The Global Fund to Fight AIDS, TB and Malaria has taken the lessons learned in the AIDS pandemic and applied them to TB and malaria, and in the current crisis, is extending them to COVID-19.  In an effort to make human rights real in the lives of those affected by HIV, TB and malaria, the Global Fund launched an ambitious initiative, Breaking Down Barriers, which supports countries to implement and take to scale for the first time ever concrete programs to remove human rights-related barriers to health services.  Over the last three years the Global Fund has provided approximately 125 million US dollars for these programs.  It is now extending these programs and modifying them as necessary so as to best support the right to health in national COVID responses.  

The goals are once again health and human rights goals: equality in access to medicines and services, non-discrimination, increased efforts to address the need of the most affected and marginalized, attention to gender inequality, and burden-sharing and global solidarity. 

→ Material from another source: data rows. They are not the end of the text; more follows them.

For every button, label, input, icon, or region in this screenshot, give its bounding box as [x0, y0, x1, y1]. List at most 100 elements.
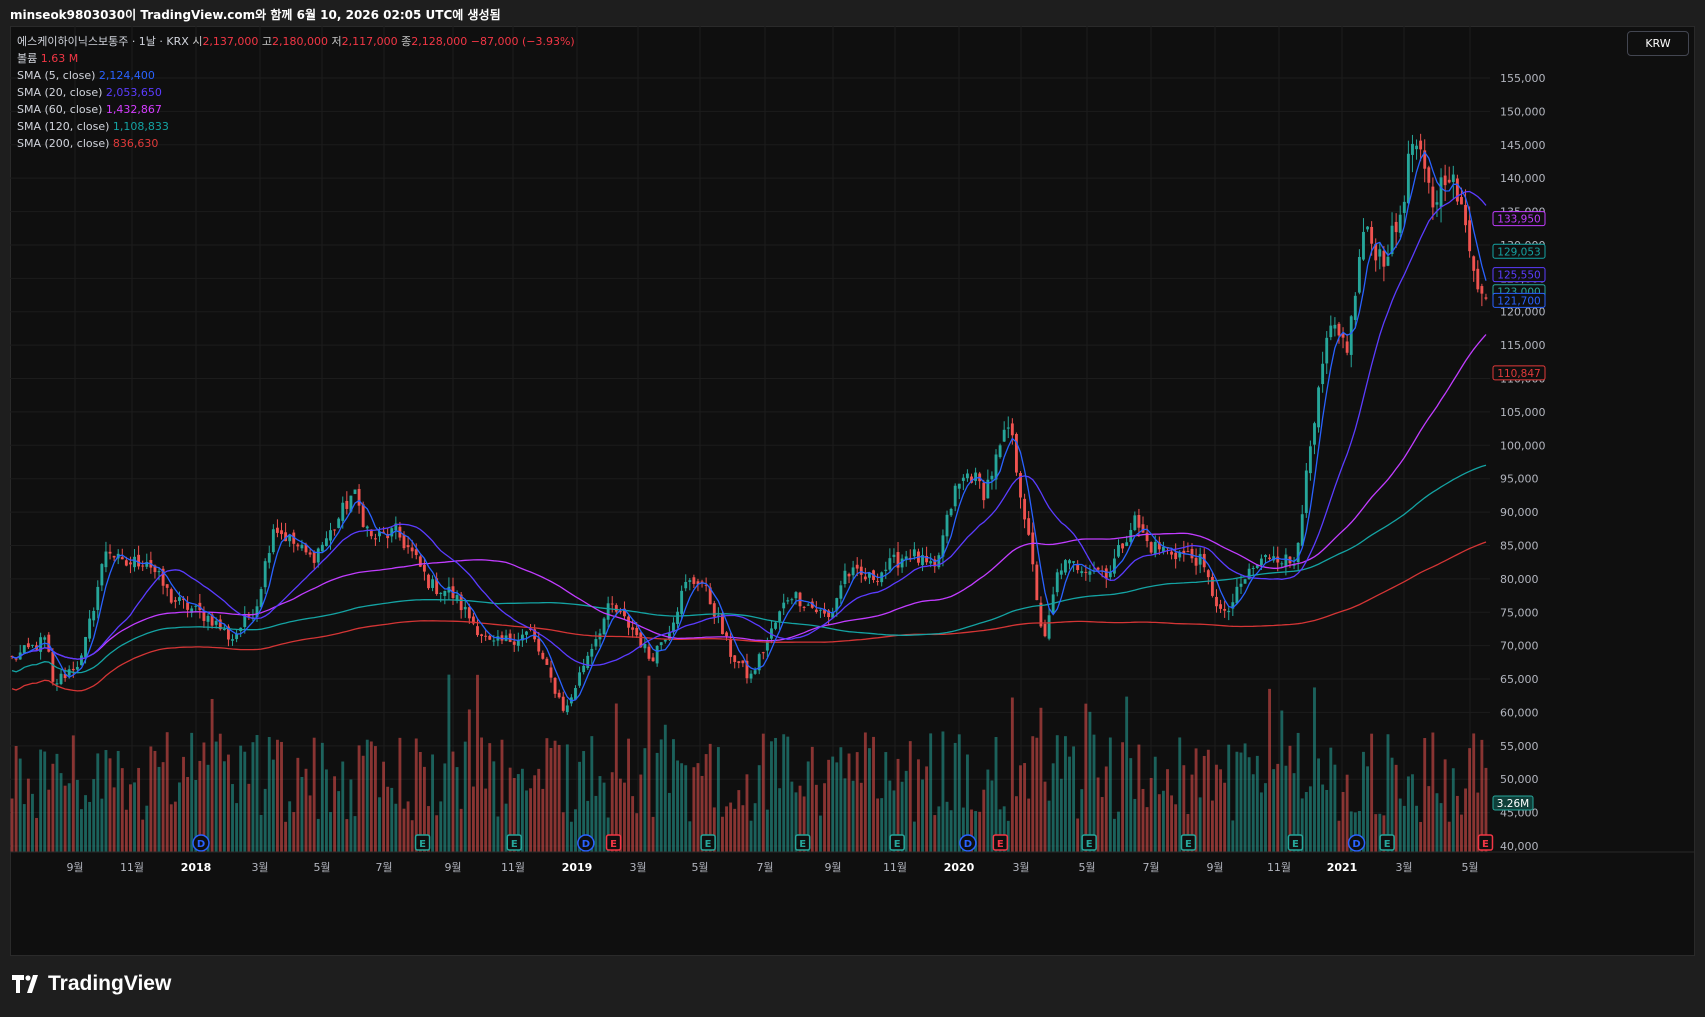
volume-bar [296, 757, 300, 852]
candle-body [476, 626, 479, 636]
volume-bar [153, 750, 157, 852]
volume-bar [917, 759, 920, 852]
candle-body [80, 655, 83, 666]
price-chart[interactable]: D E E D E E E E D E E E E D E E 155,000 150,000 145,000 14… [10, 26, 1695, 956]
candle-body [1313, 423, 1316, 445]
candle-body [582, 665, 586, 673]
candle-body [847, 573, 851, 577]
candle-body [1112, 558, 1116, 574]
volume-bar [1231, 820, 1235, 852]
sma120-line [11, 464, 1487, 674]
tradingview-brand[interactable]: TradingView [12, 972, 171, 996]
volume-bar [43, 751, 47, 852]
volume-bar [75, 779, 79, 852]
candle-body [1133, 515, 1137, 531]
volume-bar [84, 795, 87, 852]
y-tick-label: 145,000 [1500, 139, 1546, 152]
legend-sma5-row[interactable]: SMA (5, close) 2,124,400 [17, 67, 575, 84]
legend-sma20-row[interactable]: SMA (20, close) 2,053,650 [17, 84, 575, 101]
candle-body [1047, 615, 1051, 639]
candle-body [275, 527, 279, 533]
volume-bar [757, 765, 761, 852]
volume-bar [10, 798, 14, 852]
candle-body [410, 547, 414, 552]
legend-sma200-row[interactable]: SMA (200, close) 836,630 [17, 135, 575, 152]
volume-bar [786, 736, 790, 852]
volume-bar [1325, 789, 1329, 852]
candle-body [1321, 363, 1325, 385]
volume-bar [851, 780, 855, 852]
volume-bar [431, 754, 435, 852]
volume-bar [1280, 710, 1284, 852]
legend-volume-row[interactable]: 볼륨 1.63 M [17, 50, 575, 67]
legend-sma120-row[interactable]: SMA (120, close) 1,108,833 [17, 118, 575, 135]
legend-sma60-row[interactable]: SMA (60, close) 1,432,867 [17, 101, 575, 118]
y-tick-label: 105,000 [1500, 406, 1546, 419]
moving-averages [11, 151, 1487, 702]
sma20-value: 2,053,650 [105, 86, 162, 99]
high-label: 고 [261, 35, 273, 48]
candle-body [402, 534, 406, 549]
candle-body [75, 666, 79, 670]
candle-body [231, 639, 234, 641]
candle-body [1198, 554, 1202, 565]
volume-bar [774, 737, 777, 852]
low-value: 2,117,000 [341, 35, 398, 48]
x-tick-label: 3월 [1395, 861, 1412, 874]
candle-body [786, 600, 790, 602]
volume-bar [659, 739, 663, 852]
candle-body [1002, 429, 1006, 442]
volume-bar [1108, 737, 1112, 852]
y-tick-label: 75,000 [1500, 606, 1539, 619]
candle-body [884, 569, 888, 571]
volume-bar [1296, 732, 1300, 852]
volume-bar [688, 821, 692, 852]
volume-bar [1010, 697, 1014, 852]
volume-bar [1023, 763, 1027, 852]
volume-bar [1415, 805, 1418, 852]
volume-bar [765, 809, 769, 852]
volume-bar [124, 809, 128, 852]
currency-button[interactable]: KRW [1627, 31, 1689, 56]
volume-bar [435, 815, 439, 852]
candle-body [1476, 268, 1480, 290]
candle-body [1149, 542, 1153, 553]
candle-body [296, 544, 300, 547]
volume-bar [549, 747, 553, 852]
volume-bar [18, 758, 22, 852]
volume-bar [251, 742, 255, 852]
volume-bar [667, 792, 671, 852]
earnings-marker-label: E [1482, 839, 1489, 850]
volume-badge-text: 3.26M [1497, 798, 1529, 810]
volume-bar [782, 734, 786, 852]
candle-body [553, 677, 557, 694]
candle-body [467, 607, 471, 619]
candle-body [1284, 554, 1288, 567]
dividend-marker-label: D [1352, 839, 1360, 850]
volume-bar [316, 818, 320, 852]
volume-bar [949, 810, 953, 852]
volume-bar [655, 752, 659, 852]
candle-body [659, 642, 663, 646]
volume-bar [231, 784, 234, 852]
volume-bar [627, 738, 630, 852]
candle-body [1431, 186, 1435, 208]
x-tick-label: 5월 [1461, 861, 1478, 874]
volume-bar [929, 733, 933, 852]
candle-body [418, 556, 422, 567]
volume-bar [1063, 736, 1067, 852]
candle-body [324, 538, 328, 547]
volume-bar [745, 774, 749, 852]
symbol-title[interactable]: 에스케이하이닉스보통주 · 1날 · KRX [17, 35, 189, 48]
volume-bar [324, 769, 328, 852]
x-tick-label: 9월 [66, 861, 83, 874]
tradingview-logo-icon [12, 975, 38, 993]
volume-bar [945, 801, 949, 852]
candle-body [631, 627, 635, 630]
volume-bar [623, 782, 626, 852]
volume-bar [1125, 696, 1129, 852]
candle-body [1460, 197, 1463, 205]
candle-body [341, 502, 345, 521]
candle-body [157, 571, 161, 573]
candle-body [439, 592, 443, 594]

The next months are vital for the future of global health not only due to the COVID-19 pandemic. Two major global health strategies are currently under negotiation. They will define what the international community does up to 2030. UNAIDS is leading consultations for a new Global AIDS Strategy. At the same time, the Global Fund to Fight AIDS, TB and Malaria is preparing its next strategy. 

These strategy processes offer political opportunities in the midst of a global health crisis. We must protect and advance on the gains made. We must protect life and dignity. Human rights must be strengthened in the new strategies for the obvious fact: it works. Denmark has played an important role in securing these gains. It is vital that Denmark, once again, rallies around these processes and pushes for human rights to be central to global health strategies.The world needs this more than ever.